Creating a tidy dataset

## Download the CSVs provided on the wiki
ds1 <- read.csv(url("http://oldgods.net/habitrpg/levels_for_classes_2015-10-07.csv"))
ds2 <- read.csv(url("http://oldgods.net/habitrpg/levels_for_classes_2015-02-12.csv"))

## Row bind them to create one dataset
ds3 <- rbind(ds1,ds2)

## Rename columns for convenience
colnames(ds3)[1] <- c("players")
colnames(ds3)[4] <- c("optout")

## Pick a max level to subset on
maxLevel <- 100

## Rename all instances of "wizard" to "mage" for conformance
ds3$class[ds3$class == 'wizard'] <- c("mage")

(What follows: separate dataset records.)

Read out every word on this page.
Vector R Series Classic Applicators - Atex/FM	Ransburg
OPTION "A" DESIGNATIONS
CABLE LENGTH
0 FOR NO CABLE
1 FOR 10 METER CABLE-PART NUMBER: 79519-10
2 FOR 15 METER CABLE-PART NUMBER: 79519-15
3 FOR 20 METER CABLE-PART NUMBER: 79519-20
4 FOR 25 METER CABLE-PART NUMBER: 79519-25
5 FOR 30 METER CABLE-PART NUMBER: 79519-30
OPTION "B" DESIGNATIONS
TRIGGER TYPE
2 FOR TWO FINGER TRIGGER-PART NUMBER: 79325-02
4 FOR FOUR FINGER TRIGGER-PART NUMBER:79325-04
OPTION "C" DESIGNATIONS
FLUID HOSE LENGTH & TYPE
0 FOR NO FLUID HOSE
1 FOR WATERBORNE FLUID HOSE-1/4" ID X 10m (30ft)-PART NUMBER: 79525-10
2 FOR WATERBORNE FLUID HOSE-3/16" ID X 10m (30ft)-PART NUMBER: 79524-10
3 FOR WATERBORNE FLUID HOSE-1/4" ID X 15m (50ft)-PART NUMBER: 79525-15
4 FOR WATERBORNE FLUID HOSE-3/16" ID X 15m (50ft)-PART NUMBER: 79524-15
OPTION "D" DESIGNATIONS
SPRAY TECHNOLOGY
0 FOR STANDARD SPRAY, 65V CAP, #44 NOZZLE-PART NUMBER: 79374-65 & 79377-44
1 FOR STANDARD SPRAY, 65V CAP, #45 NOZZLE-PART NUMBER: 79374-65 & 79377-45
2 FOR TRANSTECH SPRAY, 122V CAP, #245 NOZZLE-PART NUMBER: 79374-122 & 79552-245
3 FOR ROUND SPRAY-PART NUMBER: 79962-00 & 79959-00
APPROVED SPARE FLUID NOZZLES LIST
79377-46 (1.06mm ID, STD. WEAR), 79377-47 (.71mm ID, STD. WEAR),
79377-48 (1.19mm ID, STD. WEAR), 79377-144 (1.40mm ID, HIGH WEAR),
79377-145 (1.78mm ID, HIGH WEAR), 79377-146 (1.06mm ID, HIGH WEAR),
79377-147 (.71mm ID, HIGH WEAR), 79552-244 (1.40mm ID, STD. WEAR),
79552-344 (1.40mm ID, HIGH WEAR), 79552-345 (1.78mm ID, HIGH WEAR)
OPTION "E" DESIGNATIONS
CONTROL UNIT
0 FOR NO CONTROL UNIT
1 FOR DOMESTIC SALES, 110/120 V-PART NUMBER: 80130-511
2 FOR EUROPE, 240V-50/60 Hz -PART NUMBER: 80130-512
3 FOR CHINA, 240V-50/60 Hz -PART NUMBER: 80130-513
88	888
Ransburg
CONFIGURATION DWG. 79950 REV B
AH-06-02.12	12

## Remove players below level 10 and above the max level
lost <- subset(ds3, level < 10 | level > maxLevel)

data <- subset(ds3, level >= 10 & level <= maxLevel)

## Remove players that opted out but are not warriors (due to glitch, bugs, etc)
errorClasses <- subset(data, optout == 'yes' & class != 'warrior')
data <- data[!(data$optout == 'yes' & data$class != 'warrior'),]
lost <- rbind(lost, errorClasses)

## Compute stats of players lost
lostCount <- sum(lost$players)
lostPercent <- round(sum(lost$players)/sum(data$players)*100,2)

## Export tidy CSV
write.csv(data, file = "habaticaClasses.csv", row.names=FALSE)

Preprocessing Summary

  • 88,386 Total Players
  • 37,833 players removed (74.84% of total)
    • 11 from non-warrior opt outs
    • 2,475 over level 100
    • 35,347 under level 10
  • 50,553 Remaining Players